All week
DeLillo, D. (1986). White noise, Contemporary American fiction., 326. New York: Penguin Books.
I didn’t say it. The computer did. The whole system says it. It’s what we call a massive data-base tally. Gladney, J. A. K. I punch in the name, the substance, the exposure time and then I tap into your computer history. Your genetics, your personals, your medicals, your psychologicals, your police-and-hospitals. It comes back pulsing stars. This doesn’t mean anything is going to happen as such, at least not today or tomorrow. It just means you are the sum total of your data. No man escapes that (141, emphasis mine).
They travel through the air. What like, birds? Why not tell them magic? They travel through the air in magic waves. What is a nucleotide? You don’t know do you? Yet these are the building blocks of life. What good is knowledge if it just floats in the air? It goes from computer to computer. It changes and grows every second of every day. But nobody actually knows anything (149, emphasis mine).
Swift, J. (1996). Gulliver’s travels (Unabridged [ed.].). Mineola N.Y.: Dover Publications.
My little Friend Grildrig; you have made the most admirable Panegyrick upon your Country. You have clearly proved that Ignorance, Idleness, and Vice are the proper Ingredients for qualifying a Legislator. That Laws are best explained, interpreted, and applied by those whose Interest and Abilities lie in perverting, confounding, and eluding them. I observe among you some Lines of an Institution, which in its Original might have been tolerable; but these half erased, and the rest wholly blurred and blotted by Corruptions. It doth not appear from all you have said, how any one Perfection is required towards the Procurement of any one Station among you; much less that Men are ennobled on Account of their Virtue, that Priests are advanced for their Piety or Learning, Soldiers for their Conduct or Valour, Judges for their Integrity, Senators for the Love of their Country, or Counsellors for their Wisdom. As for yourself (continued the King) who have spent the greatest Part of your Life in travelling; I am well disposed to hope you may hitherto have escaped many Vices of your Country. But, by what I have gathered from your own Relation, and the Answers I have with much Pains wringed and extorted from you; I cannot but conclude the Bulk of your Natives, to be the most pernicious Race of little odious Vermin that Nature ever suffered to crawl upon the Surface of the Earth (92-93).

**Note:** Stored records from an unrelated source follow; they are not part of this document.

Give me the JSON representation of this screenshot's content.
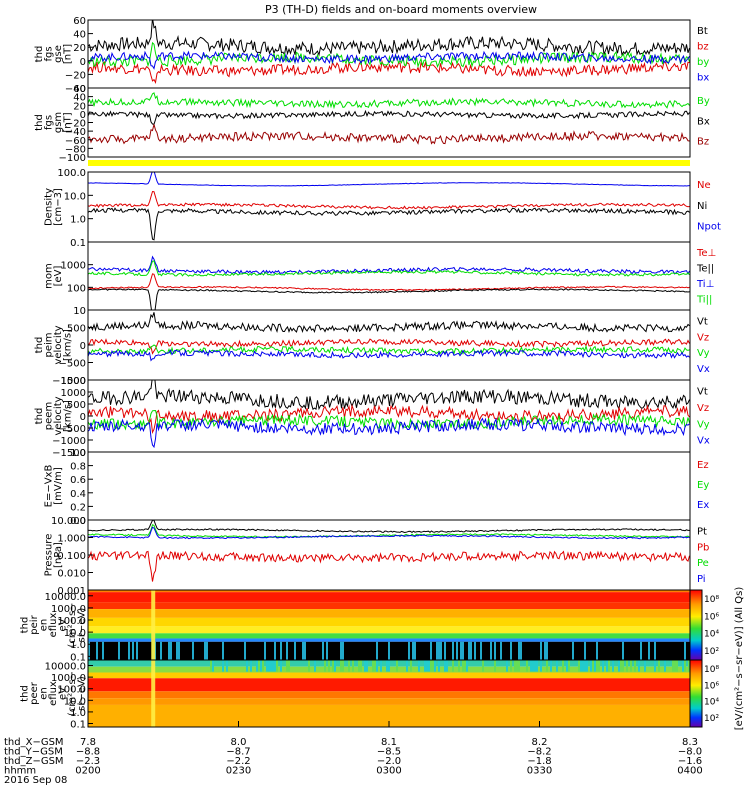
{
  "title": "P3 (TH-D) fields and on-board moments overview",
  "chart_data": {
    "type": "line",
    "title": "P3 (TH-D) fields and on-board moments overview",
    "panels": [
      {
        "id": "fgs-gse",
        "ylabel": [
          "thd",
          "fgs",
          "gse",
          "[nT]"
        ],
        "ylim": [
          -40,
          60
        ],
        "ticks": [
          "60",
          "40",
          "20",
          "0",
          "−20",
          "−40"
        ],
        "tick_values": [
          60,
          40,
          20,
          0,
          -20,
          -40
        ],
        "log": false,
        "series": [
          {
            "name": "Bt",
            "color": "#000000",
            "level": 22,
            "noise": 10
          },
          {
            "name": "bz",
            "color": "#e00000",
            "level": -12,
            "noise": 8
          },
          {
            "name": "by",
            "color": "#00dd00",
            "level": 2,
            "noise": 8
          },
          {
            "name": "bx",
            "color": "#0000ee",
            "level": 5,
            "noise": 6
          }
        ]
      },
      {
        "id": "fgs-gsm",
        "ylabel": [
          "thd",
          "fgs",
          "gsm",
          "[nT]"
        ],
        "ylim": [
          -100,
          60
        ],
        "ticks": [
          "60",
          "40",
          "20",
          "0",
          "−20",
          "−40",
          "−60",
          "−80",
          "−100"
        ],
        "tick_values": [
          60,
          40,
          20,
          0,
          -20,
          -40,
          -60,
          -80,
          -100
        ],
        "log": false,
        "series": [
          {
            "name": "By",
            "color": "#00dd00",
            "level": 25,
            "noise": 8
          },
          {
            "name": "Bx",
            "color": "#000000",
            "level": -2,
            "noise": 6
          },
          {
            "name": "Bz",
            "color": "#990000",
            "level": -55,
            "noise": 10
          }
        ]
      },
      {
        "id": "density",
        "ylabel": [
          "Density",
          "[cm−3]"
        ],
        "ylim": [
          0.1,
          100
        ],
        "ticks": [
          "100.0",
          "10.0",
          "1.0",
          "0.1"
        ],
        "tick_values": [
          100,
          10,
          1,
          0.1
        ],
        "log": true,
        "series": [
          {
            "name": "Ne",
            "color": "#e00000",
            "level": 3.5,
            "noise": 0.06
          },
          {
            "name": "Ni",
            "color": "#000000",
            "level": 2.0,
            "noise": 0.09
          },
          {
            "name": "Npot",
            "color": "#0000ee",
            "level": 30,
            "noise": 0.01
          }
        ]
      },
      {
        "id": "temperature",
        "ylabel": [
          "mom",
          "[eV]"
        ],
        "ylim": [
          10,
          10000
        ],
        "ticks": [
          "1000",
          "100",
          "10"
        ],
        "tick_values": [
          1000,
          100,
          10
        ],
        "log": true,
        "series": [
          {
            "name": "Te⊥",
            "color": "#e00000",
            "level": 90,
            "noise": 0.03
          },
          {
            "name": "Te||",
            "color": "#000000",
            "level": 70,
            "noise": 0.03
          },
          {
            "name": "Ti⊥",
            "color": "#0000ee",
            "level": 550,
            "noise": 0.08
          },
          {
            "name": "Ti||",
            "color": "#00dd00",
            "level": 420,
            "noise": 0.06
          }
        ]
      },
      {
        "id": "peim-velocity",
        "ylabel": [
          "thd",
          "peim",
          "velocity",
          "[km/s]"
        ],
        "ylim": [
          -1000,
          1000
        ],
        "ticks": [
          "500",
          "0",
          "−500",
          "−1000"
        ],
        "tick_values": [
          500,
          0,
          -500,
          -1000
        ],
        "log": false,
        "series": [
          {
            "name": "Vt",
            "color": "#000000",
            "level": 520,
            "noise": 110
          },
          {
            "name": "Vz",
            "color": "#e00000",
            "level": 60,
            "noise": 80
          },
          {
            "name": "Vy",
            "color": "#00dd00",
            "level": -150,
            "noise": 80
          },
          {
            "name": "Vx",
            "color": "#0000ee",
            "level": -260,
            "noise": 80
          }
        ]
      },
      {
        "id": "peem-velocity",
        "ylabel": [
          "thd",
          "peem",
          "velocity",
          "[km/s]"
        ],
        "ylim": [
          -1500,
          1500
        ],
        "ticks": [
          "1500",
          "1000",
          "500",
          "0",
          "−500",
          "−1000",
          "−1500"
        ],
        "tick_values": [
          1500,
          1000,
          500,
          0,
          -500,
          -1000,
          -1500
        ],
        "log": false,
        "series": [
          {
            "name": "Vt",
            "color": "#000000",
            "level": 700,
            "noise": 300
          },
          {
            "name": "Vz",
            "color": "#e00000",
            "level": 100,
            "noise": 250
          },
          {
            "name": "Vy",
            "color": "#00dd00",
            "level": -250,
            "noise": 220
          },
          {
            "name": "Vx",
            "color": "#0000ee",
            "level": -450,
            "noise": 250
          }
        ]
      },
      {
        "id": "efield",
        "ylabel": [
          "E=−VxB",
          "[mV/m]"
        ],
        "ylim": [
          0,
          1
        ],
        "ticks": [
          "1.0",
          "0.8",
          "0.6",
          "0.4",
          "0.2",
          "0.0"
        ],
        "tick_values": [
          1.0,
          0.8,
          0.6,
          0.4,
          0.2,
          0.0
        ],
        "log": false,
        "series": [
          {
            "name": "Ez",
            "color": "#e00000",
            "empty": true
          },
          {
            "name": "Ey",
            "color": "#00dd00",
            "empty": true
          },
          {
            "name": "Ex",
            "color": "#0000ee",
            "empty": true
          }
        ]
      },
      {
        "id": "pressure",
        "ylabel": [
          "Pressure",
          "[nPa]"
        ],
        "ylim": [
          0.001,
          10
        ],
        "ticks": [
          "10.000",
          "1.000",
          "0.100",
          "0.010",
          "0.001"
        ],
        "tick_values": [
          10,
          1,
          0.1,
          0.01,
          0.001
        ],
        "log": true,
        "series": [
          {
            "name": "Pt",
            "color": "#000000",
            "level": 2.5,
            "noise": 0.04
          },
          {
            "name": "Pb",
            "color": "#e00000",
            "level": 0.08,
            "noise": 0.25
          },
          {
            "name": "Pe",
            "color": "#00dd00",
            "level": 1.3,
            "noise": 0.04
          },
          {
            "name": "Pi",
            "color": "#0000ee",
            "level": 1.1,
            "noise": 0.04
          }
        ]
      },
      {
        "id": "peir-spec",
        "type": "heatmap",
        "ylabel": [
          "thd",
          "peir",
          "en",
          "eflux",
          "eV",
          "(cm²−s−",
          "sr−eV)"
        ],
        "ticks": [
          "10000.0",
          "1000.0",
          "100.0",
          "10.0",
          "1.0",
          "0.1"
        ],
        "tick_values": [
          10000,
          1000,
          100,
          10,
          1,
          0.1
        ],
        "ylim": [
          0.05,
          30000
        ]
      },
      {
        "id": "peer-spec",
        "type": "heatmap",
        "ylabel": [
          "thd",
          "peer",
          "en",
          "eflux",
          "eV",
          "(cm²−s−",
          "sr−eV)"
        ],
        "ticks": [
          "10000.0",
          "1000.0",
          "100.0",
          "10.0",
          "1.0",
          "0.1"
        ],
        "tick_values": [
          10000,
          1000,
          100,
          10,
          1,
          0.1
        ],
        "ylim": [
          0.05,
          30000
        ]
      }
    ],
    "colorbar": {
      "label": "[eV/(cm²−s−sr−eV)] (All Qs)",
      "upper_ticks": [
        "10⁸",
        "10⁶",
        "10⁴",
        "10²"
      ],
      "lower_ticks": [
        "10⁸",
        "10⁶",
        "10⁴",
        "10²"
      ]
    },
    "x_axis": {
      "time_range": [
        "02:00",
        "04:00"
      ],
      "rows": [
        {
          "label": "thd_X−GSM",
          "values": [
            "7.8",
            "8.0",
            "8.1",
            "8.2",
            "8.3"
          ]
        },
        {
          "label": "thd_Y−GSM",
          "values": [
            "−8.8",
            "−8.7",
            "−8.5",
            "−8.2",
            "−8.0"
          ]
        },
        {
          "label": "thd_Z−GSM",
          "values": [
            "−2.3",
            "−2.2",
            "−2.0",
            "−1.8",
            "−1.6"
          ]
        },
        {
          "label": "hhmm",
          "values": [
            "0200",
            "0230",
            "0300",
            "0330",
            "0400"
          ]
        }
      ],
      "date": "2016 Sep 08"
    },
    "event_time": "02:13",
    "flag_bar_color": "#ffff00"
  }
}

Reading these two satires on the so-called civilized world and commentaries on the human condition at the same time is a most rewarding experience, despite the centuries that lie between them. While they may be addressing different aspects of these topics they are still highly complementary.
Tuesday, 18 Mar 2008
Shiga, J. (2007). Bookhunter, 1. Portland, Or.: Sparkplug Comic Books.
I don’t read many graphic novels but this was kind of cute. The idea of gun-toting, radioactive dye tracing, SWAT team-like book hunters is kind of funny.
Well, as long as one doesn’t dwell on it too much.
Highly recommended. Very fast read.
Wednesday - Saturday, 19 - 22 Mar 2008
Cataloging Policy and Support Office. March 15, 2007. Library of Congress Subject Headings. Pre- vs. Post-Coordination and Related Issues. Report for Beacher Wiggins, Acquisitions & Bibliographic Access Directorate, Library Services, Library of Congress.
Found at Cataloging Futures.
Saturday, 22 Mar 2008
The León manifesto. (2007)., Knowledge Organization, 34(1), 6-8.